In situations like this, it is important for the team to come together as one and play the sport. Simply declaring that you are too heartbroken or shaken is something that people, but especially professional athletes should not do. When someone becomes a professional athlete, he is taking on the role of role model, whether he likes it or not. Often times the people look to athletes as an example of how to carry on after terrible events. One example that comes to mind is Mike Piazza hitting a home run against the Atlanta Braves during the first Mets game since the devastating attacks of 9/11. This sent a message to not just fans but citizens everywhere that people can and will prevail.

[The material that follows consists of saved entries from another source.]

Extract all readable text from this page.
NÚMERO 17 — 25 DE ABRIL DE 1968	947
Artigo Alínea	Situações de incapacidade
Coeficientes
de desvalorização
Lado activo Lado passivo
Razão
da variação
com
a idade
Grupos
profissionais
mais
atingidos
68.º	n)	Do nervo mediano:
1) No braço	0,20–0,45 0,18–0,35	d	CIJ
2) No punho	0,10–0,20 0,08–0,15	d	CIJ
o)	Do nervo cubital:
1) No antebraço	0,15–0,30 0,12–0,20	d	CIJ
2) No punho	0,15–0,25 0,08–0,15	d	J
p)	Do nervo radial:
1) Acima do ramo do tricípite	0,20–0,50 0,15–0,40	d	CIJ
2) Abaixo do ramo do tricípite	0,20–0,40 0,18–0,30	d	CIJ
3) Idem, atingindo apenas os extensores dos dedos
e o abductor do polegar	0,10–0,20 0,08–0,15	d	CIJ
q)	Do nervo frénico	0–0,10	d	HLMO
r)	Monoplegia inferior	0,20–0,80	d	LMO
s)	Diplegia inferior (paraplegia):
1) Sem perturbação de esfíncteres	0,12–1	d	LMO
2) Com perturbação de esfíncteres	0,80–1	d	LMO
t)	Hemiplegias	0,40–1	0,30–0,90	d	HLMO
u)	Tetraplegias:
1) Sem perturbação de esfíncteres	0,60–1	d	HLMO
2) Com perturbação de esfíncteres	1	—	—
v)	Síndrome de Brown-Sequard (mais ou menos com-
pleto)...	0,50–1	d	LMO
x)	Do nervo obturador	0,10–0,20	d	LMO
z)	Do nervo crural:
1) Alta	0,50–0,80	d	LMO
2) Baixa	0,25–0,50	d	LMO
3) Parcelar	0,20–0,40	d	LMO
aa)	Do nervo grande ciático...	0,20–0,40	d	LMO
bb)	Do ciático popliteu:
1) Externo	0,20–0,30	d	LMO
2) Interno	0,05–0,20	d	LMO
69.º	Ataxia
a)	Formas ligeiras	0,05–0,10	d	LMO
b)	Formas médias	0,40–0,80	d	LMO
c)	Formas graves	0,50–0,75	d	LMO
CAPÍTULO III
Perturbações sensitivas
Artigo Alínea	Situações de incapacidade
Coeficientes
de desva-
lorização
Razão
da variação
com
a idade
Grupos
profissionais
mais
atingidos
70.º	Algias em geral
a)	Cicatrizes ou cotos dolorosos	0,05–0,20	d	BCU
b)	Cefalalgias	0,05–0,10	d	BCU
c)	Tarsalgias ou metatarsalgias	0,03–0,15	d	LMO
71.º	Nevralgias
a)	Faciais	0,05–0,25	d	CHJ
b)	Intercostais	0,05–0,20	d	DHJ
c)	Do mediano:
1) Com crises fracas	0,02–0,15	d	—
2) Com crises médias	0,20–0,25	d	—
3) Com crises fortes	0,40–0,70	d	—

While this attack on Dortmund was certainly no 9/11, it shook the sports world regardless. Information about the attack was reported not just in Germany, but throughout the world. Many people in other countries were, for the first time ever, hearing about Dortmund. The image of victim is not the image that any team or fan base wants for their team. After the April 12th loss to Monaco, Dortmund needed a win. They needed to show that they were back. They got that win on April 22 when they defeated Borussia Monchengladbach by a score of 3-2. They earned another victory against FC Bayern Munich when they won 3-2.
It’s easy to lose track of what really matters. Sports exist for fun. Sports exist in the same way chess exists, to see who is more skilled at the game at hand. Unlike chess though, sports can bring large numbers of people who believe in the team together and view themselves as members of the same family. This can cause some people to get carried away in their passion for the sport. It can also cause athletes to lose track of what really matters and how at the end of the day, they are all just people who have family that love them. The road ahead will be long and challenging for the players that were in that bus, but they can lead and show the world how a team collects themselves and continues. Not just for the sport but for everyone.